L’intérieur est très bien pensé avec quelques tables en arrivant face a la superbe armoire à vin de l’entrée, d’ailleurs la même que chez Pompa. Une décoration assez zen, presqu’un peu à la manière nordique avec des murs unis de couleur blanc-crème, des tables en bois et des bouquets de fleurs très « nature ». Quelques marches et à un niveau inférieur quelques autres tables face à la cuisine devant laquelle l’on peut également manger.


C’est principalement Gonzalo qui assume le service et qui officie aussi en tant que maitre de salle et sa partenaire Lema qui a la charge de la cuisine avec quelques cuisiniers additionnels.


La cuisine de Piedra est absolument ce qu’il fallait que l’on ait à Barcelone, bien sur contemporaine, axée sur la qualité des fournisseurs, des produits de saison et un focus sur le végétal mais pas que. J’en parlerai par la suite, mais avoir Can Fisas comme fournisseur est un signe que l’on va trouver une cuisine de très haut niveau.

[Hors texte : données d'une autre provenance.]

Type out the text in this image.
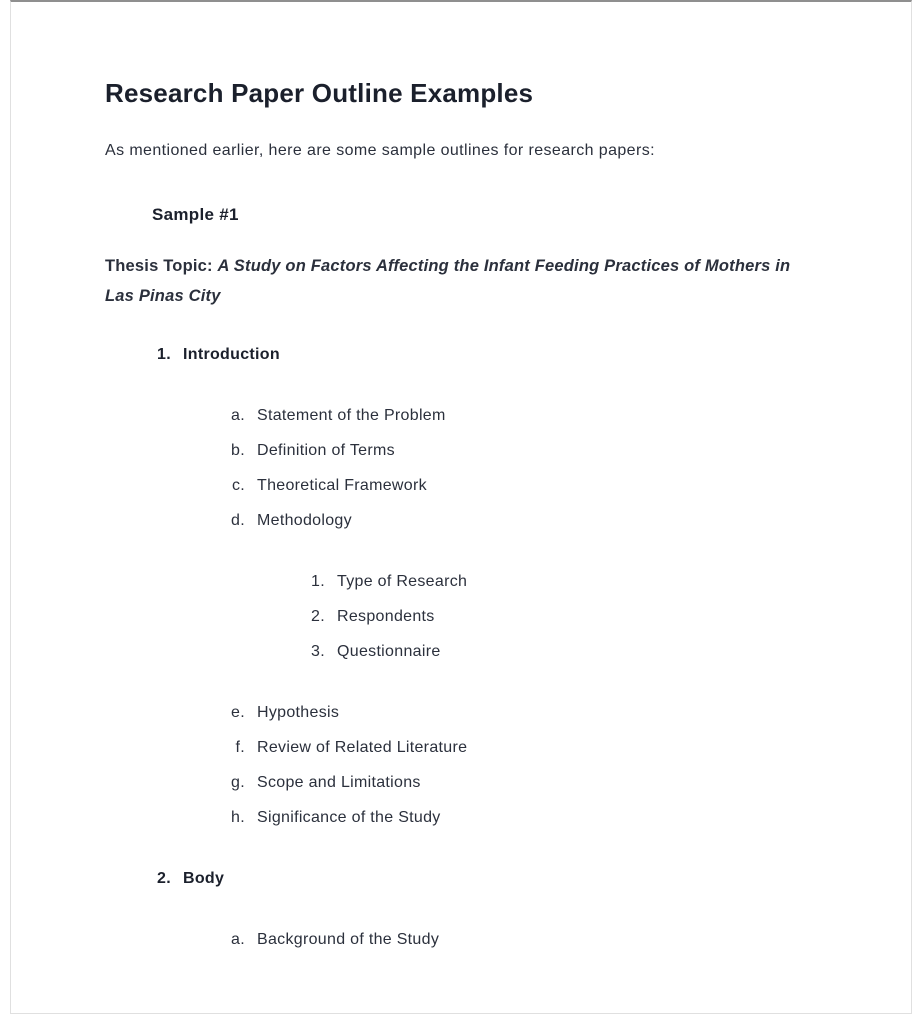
Research Paper Outline Examples

As mentioned earlier, here are some sample outlines for research papers:

Sample #1

Thesis Topic: A Study on Factors Affecting the Infant Feeding Practices of Mothers in
Las Pinas City

1. Introduction
a. Statement of the Problem
b. Definition of Terms
c. Theoretical Framework
d. Methodology
1. Type of Research
2. Respondents
3. Questionnaire
e. Hypothesis
f. Review of Related Literature
g. Scope and Limitations
h. Significance of the Study
2. Body
a. Background of the Study
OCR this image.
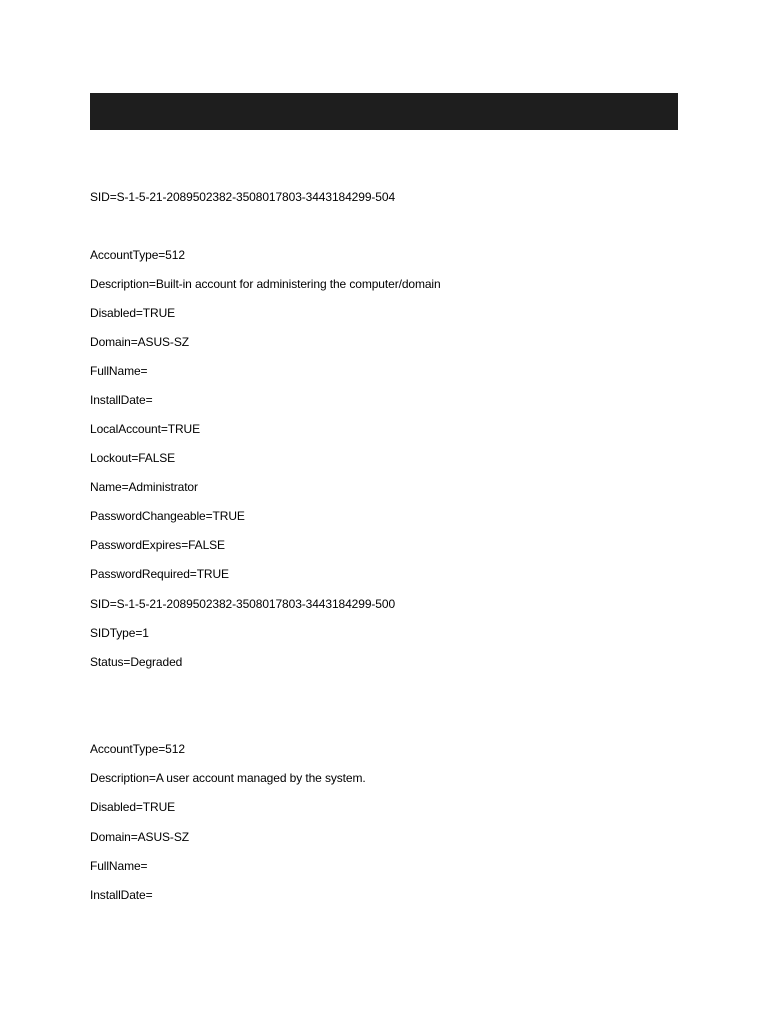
SID=S-1-5-21-2089502382-3508017803-3443184299-504
AccountType=512
Description=Built-in account for administering the computer/domain
Disabled=TRUE
Domain=ASUS-SZ
FullName=
InstallDate=
LocalAccount=TRUE
Lockout=FALSE
Name=Administrator
PasswordChangeable=TRUE
PasswordExpires=FALSE
PasswordRequired=TRUE
SID=S-1-5-21-2089502382-3508017803-3443184299-500
SIDType=1
Status=Degraded
AccountType=512
Description=A user account managed by the system.
Disabled=TRUE
Domain=ASUS-SZ
FullName=
InstallDate=
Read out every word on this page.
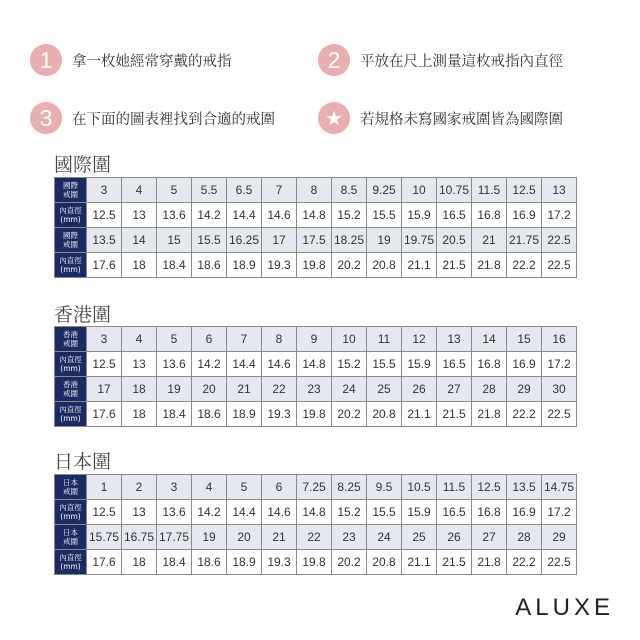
1	拿一枚她經常穿戴的戒指	2	平放在尺上測量這枚戒指內直徑
3	在下面的圖表裡找到合適的戒圍	★	若規格未寫國家戒圍皆為國際圍
國際圍
香港圍
日本圍
國際
戒圍	3	4	5	5.5	6.5	7	8	8.5	9.25	10	10.75	11.5	12.5	13
內直徑
(mm)	12.5	13	13.6	14.2	14.4	14.6	14.8	15.2	15.5	15.9	16.5	16.8	16.9	17.2
國際
戒圍	13.5	14	15	15.5	16.25	17	17.5	18.25	19	19.75	20.5	21	21.75	22.5
內直徑
(mm)	17.6	18	18.4	18.6	18.9	19.3	19.8	20.2	20.8	21.1	21.5	21.8	22.2	22.5
香港
戒圍	3	4	5	6	7	8	9	10	11	12	13	14	15	16
內直徑
(mm)	12.5	13	13.6	14.2	14.4	14.6	14.8	15.2	15.5	15.9	16.5	16.8	16.9	17.2
香港
戒圍	17	18	19	20	21	22	23	24	25	26	27	28	29	30
內直徑
(mm)	17.6	18	18.4	18.6	18.9	19.3	19.8	20.2	20.8	21.1	21.5	21.8	22.2	22.5
日本
戒圍	1	2	3	4	5	6	7.25	8.25	9.5	10.5	11.5	12.5	13.5	14.75
內直徑
(mm)	12.5	13	13.6	14.2	14.4	14.6	14.8	15.2	15.5	15.9	16.5	16.8	16.9	17.2
日本
戒圍	15.75	16.75	17.75	19	20	21	22	23	24	25	26	27	28	29
內直徑
(mm)	17.6	18	18.4	18.6	18.9	19.3	19.8	20.2	20.8	21.1	21.5	21.8	22.2	22.5
ALUXE
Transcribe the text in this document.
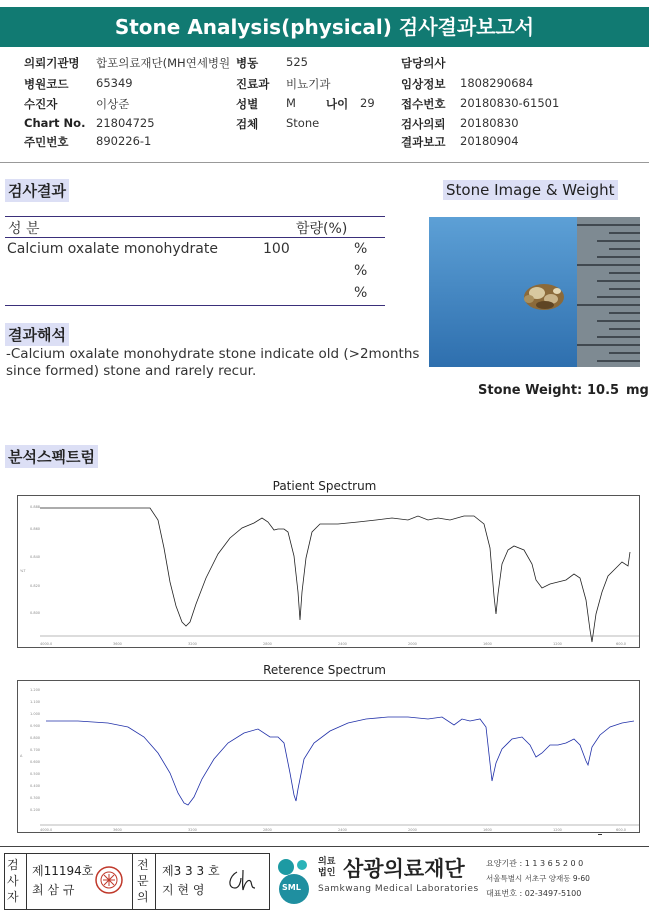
Stone Analysis(physical) 검사결과보고서
의뢰기관명 합포의료재단(MH연세병원 병동 525	담당의사
병원코드 65349	진료과 비뇨기과	임상정보 1808290684
수진자	이상준	성별 M	나이 29 접수번호 20180830-61501
Chart No. 21804725	검체 Stone	검사의뢰 20180830
주민번호 890226-1	결과보고 20180904
검사결과
성 분	함량(%)
Calcium oxalate monohydrate	100	%
%
%
Stone Image & Weight
Stone Weight: 10.5 mg
결과해석
-Calcium oxalate monohydrate stone indicate old (>2months
since formed) stone and rarely recur.
분석스펙트럼
Patient Spectrum
0.888
0.860
0.840
0.820
0.800
%T
4000.0	3600	3200	2800	2400	2000	1600	1200	600.0
Reterence Spectrum
1.200
1.100
1.000
0.900
0.800
0.700
0.600
0.500
0.400
0.300
0.200
A
4000.0	3600	3200	2800	2400	2000	1600	1200	600.0
검사자
제11194호
최 삼 규
전문의
제3 3 3 호
지 현 영	SML
의료법인 삼광의료재단
Samkwang Medical Laboratories
요양기관 : 1 1 3 6 5 2 0 0
서울특별시 서초구 양재동 9-60
대표번호 : 02-3497-5100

La carte tient sur une page, structurée classiquement entre entrées, plats et desserts avec la possibilité de tout partager. A mon grand bonheur, un certain nombre de plat qui mettent en valeur les légumes et cela ne sera pas du classique. Des assiettes qui aussi peuvent parfois avoir un clin d’œil à l’amérique du sud mais attention, il ne s’agit aucunement de cuisine fusion. Seulement l’utilisation de quelques éléments, ingrédients.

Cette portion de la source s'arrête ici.